Along the coastal stretch of the Volta Region, from Whuti through Tegbi toward Keta, farmers grow vegetables in every month of the year, lifting fresh water from shallow wells sunk into the sandy aquifer beneath their fields.
The strip ranks among Ghana’s most established vegetable zones. Agriculture records list Whuti, Anloga, Woe, and Tegbi among the main producing towns, where shallots, tomatoes, pepper, okra, and carrots grow in tightly ordered beds on pure sandy soil that drains quickly.
The farming leans on groundwater more than on rainfall. Farmers tap the freshwater lens held within the sand and move the water onto their beds, a practice that has sustained cultivation here for generations. A 2004 survey by the Ghana Irrigation Development Authority (GIDA) described the area as the largest informal irrigation scheme in the country, covering roughly 4,000 hectares worked all year.
That reliance on well water rather than polluted drains gives the produce a cleaner reputation than vegetables from some urban and periurban plots, where wastewater irrigation raises safety concerns. The system also carries a long tradition of using organic manure such as cow dung and poultry droppings, though farmers apply fertilisers too, so the output is not certified organic.
The model faces real pressure. Researchers studying the Keta sand spit warn that heavy well use and saltwater intrusion from the sea and the Keta Lagoon could push up salinity and degrade the freshwater source the farms cannot do without.

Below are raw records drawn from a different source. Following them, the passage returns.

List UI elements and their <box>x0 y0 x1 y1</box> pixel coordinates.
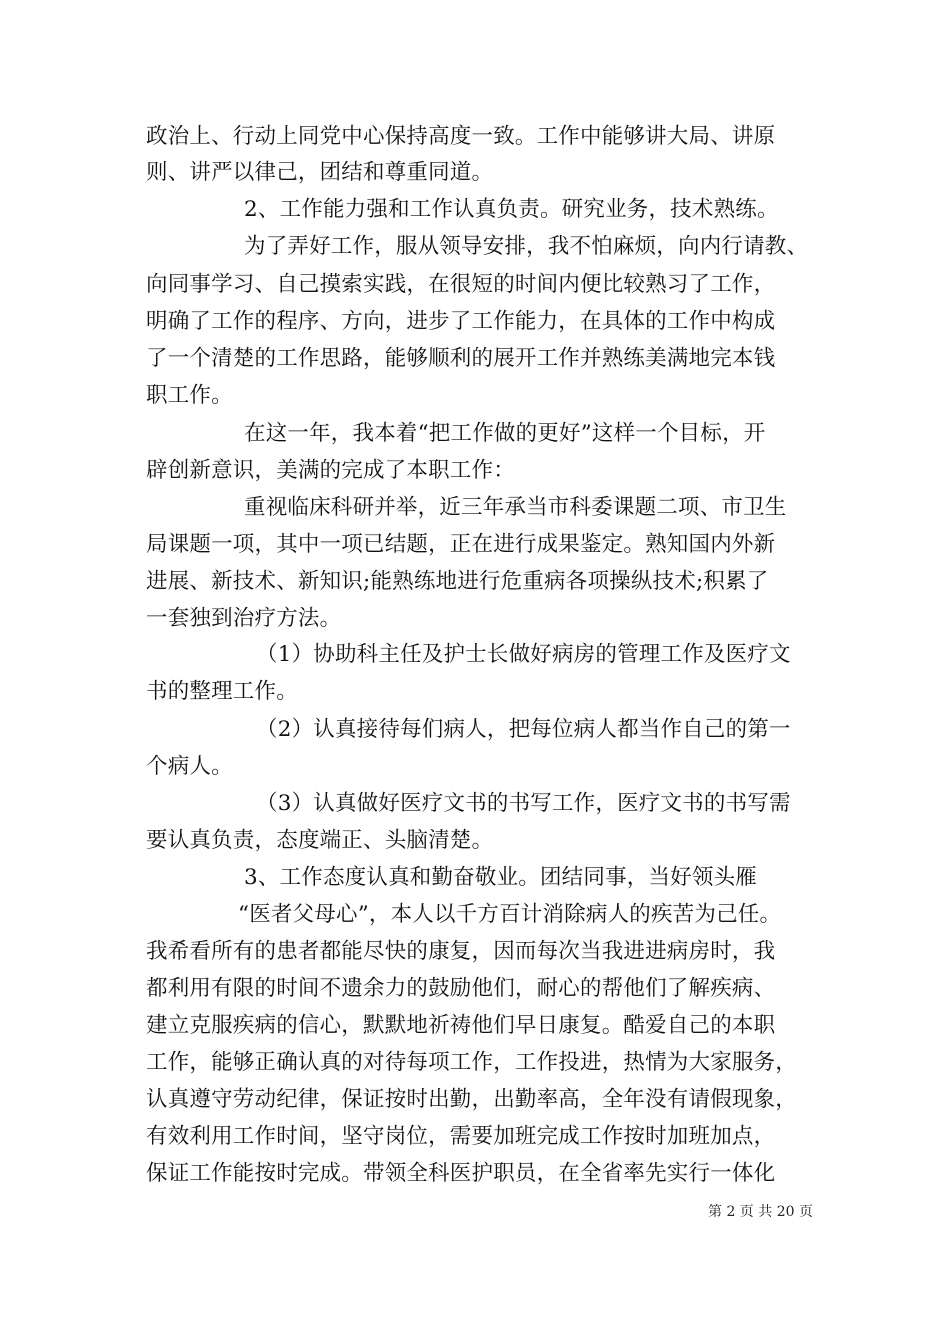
text-line: 个病人。 <box>146 754 233 779</box>
text-line: 重视临床科研并举，近三年承当市科委课题二项、市卫生 <box>244 495 787 520</box>
text-line: 辟创新意识，美满的完成了本职工作： <box>146 458 515 483</box>
text-line: 为了弄好工作，服从领导安排，我不怕麻烦，向内行请教、 <box>244 234 809 259</box>
text-line: 局课题一项，其中一项已结题，正在进行成果鉴定。熟知国内外新 <box>146 532 776 557</box>
text-line: 建立克服疾病的信心，默默地祈祷他们早日康复。酷爱自己的本职 <box>146 1013 776 1038</box>
text-line: 都利用有限的时间不遗余力的鼓励他们，耐心的帮他们了解疾病、 <box>146 976 776 1001</box>
text-line: 3、工作态度认真和勤奋敬业。团结同事，当好领头雁 <box>244 865 757 890</box>
text-line: 则、讲严以律己，团结和尊重同道。 <box>146 160 494 185</box>
text-line: 一套独到治疗方法。 <box>146 606 342 631</box>
text-line: 书的整理工作。 <box>146 679 298 704</box>
text-line: 认真遵守劳动纪律，保证按时出勤，出勤率高，全年没有请假现象， <box>146 1087 798 1112</box>
text-line: 明确了工作的程序、方向，进步了工作能力，在具体的工作中构成 <box>146 309 776 334</box>
text-line: 向同事学习、自己摸索实践，在很短的时间内便比较熟习了工作， <box>146 272 776 297</box>
text-line: 职工作。 <box>146 383 233 408</box>
text-line: 保证工作能按时完成。带领全科医护职员，在全省率先实行一体化 <box>146 1161 776 1186</box>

Backers still see commercial promise as demand grows for traceable, safely grown food. Keta sits about 160 kilometres east of Accra, close to a three-hour drive, placing the farms within reach of supermarkets, hotels, and households in the capital that often depend on imports or city-grown produce. Converting that proximity into steady supply would hinge on better roads, storage, and organised trade, which remain works in progress.